Edit: Nevermind, does not show up as part of the Metro JPA.
"The JPA member agencies are the cities of Chula Vista, Coronado, Del Mar, El Cajon, Imperial Beach, La Mesa, National City and Poway; the Lemon Grove Sanitation District; the Padre Dam Municipal and Otay Water Districts; and the County of San Diego (on behalf of the Winter Gardens Sewer Maintenance District, and the Alpine, Lakeside and Spring Valley Sanitation Districts).
Col history of the wastewater problems in the area, If you read more they moved to Point Loma Wastewater Treatment Plant. I assumed that La Jolla continued to send wastewater like the other cities did with pumps and pipelines. The post above has a map of the lines.

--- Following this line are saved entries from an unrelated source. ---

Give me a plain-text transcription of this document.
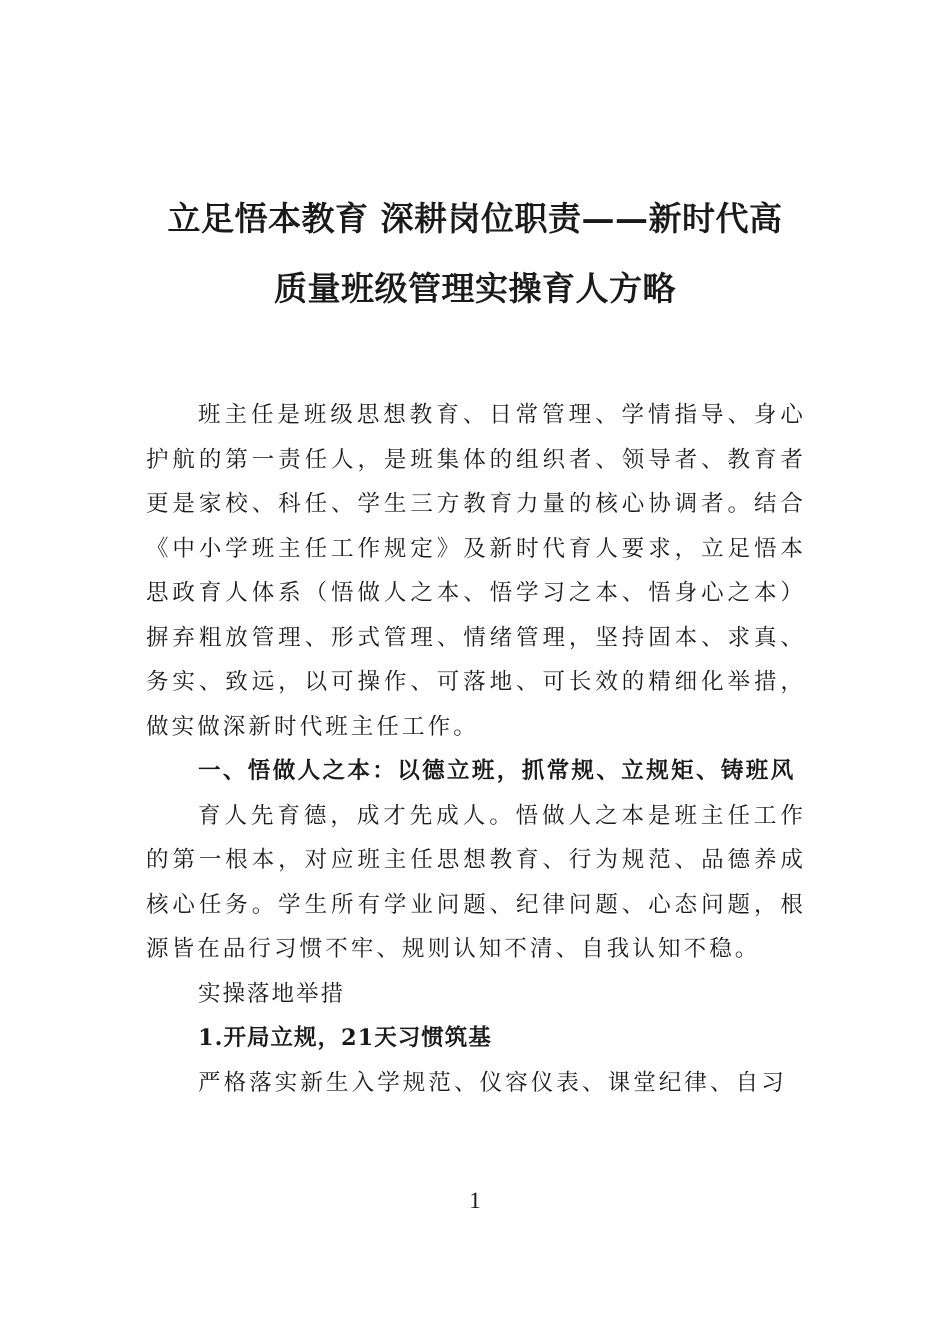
立足悟本教育 深耕岗位职责——新时代高
质量班级管理实操育人方略

班主任是班级思想教育、日常管理、学情指导、身心护航的第一责任人，是班集体的组织者、领导者、教育者更是家校、科任、学生三方教育力量的核心协调者。结合《中小学班主任工作规定》及新时代育人要求，立足悟本思政育人体系（悟做人之本、悟学习之本、悟身心之本）摒弃粗放管理、形式管理、情绪管理，坚持固本、求真、务实、致远，以可操作、可落地、可长效的精细化举措，做实做深新时代班主任工作。

一、悟做人之本：以德立班，抓常规、立规矩、铸班风

育人先育德，成才先成人。悟做人之本是班主任工作的第一根本，对应班主任思想教育、行为规范、品德养成核心任务。学生所有学业问题、纪律问题、心态问题，根源皆在品行习惯不牢、规则认知不清、自我认知不稳。

实操落地举措

1.开局立规，21天习惯筑基

严格落实新生入学规范、仪容仪表、课堂纪律、自习

1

“Responding to a growing tourism industry in the 1920s, the City began installing settling tanks along the coast to capture solids in the raw sewage while allowing the liquid to flow into the ocean. Settling tanks were installed in Ocean Beach, Pacific Beach, La Jolla and Downtown. Much of the sewage, however, continued to be discharged into San Diego Bay without any treatment.”
“In 1975, the City completed upgrades at the Point Loma Wastewater Treatment Plant (shown at right, current), expanding capacity to 132 million gallons of sewage per day. By that time, the plant had already reached its maximum capacity of 88 million gallons per day. The upgrades were completed with federal funding secured by the City a few years before. The capacity of the plant was expanded again in 1982, to 176 million gallons per day, and once more in 1987, to 240 million gallons per day. Today, the plant has the capacity to treat up to 240 million gallons of sewage per day to advanced primary levels, and is receiving an average of 175 million gallons per day.”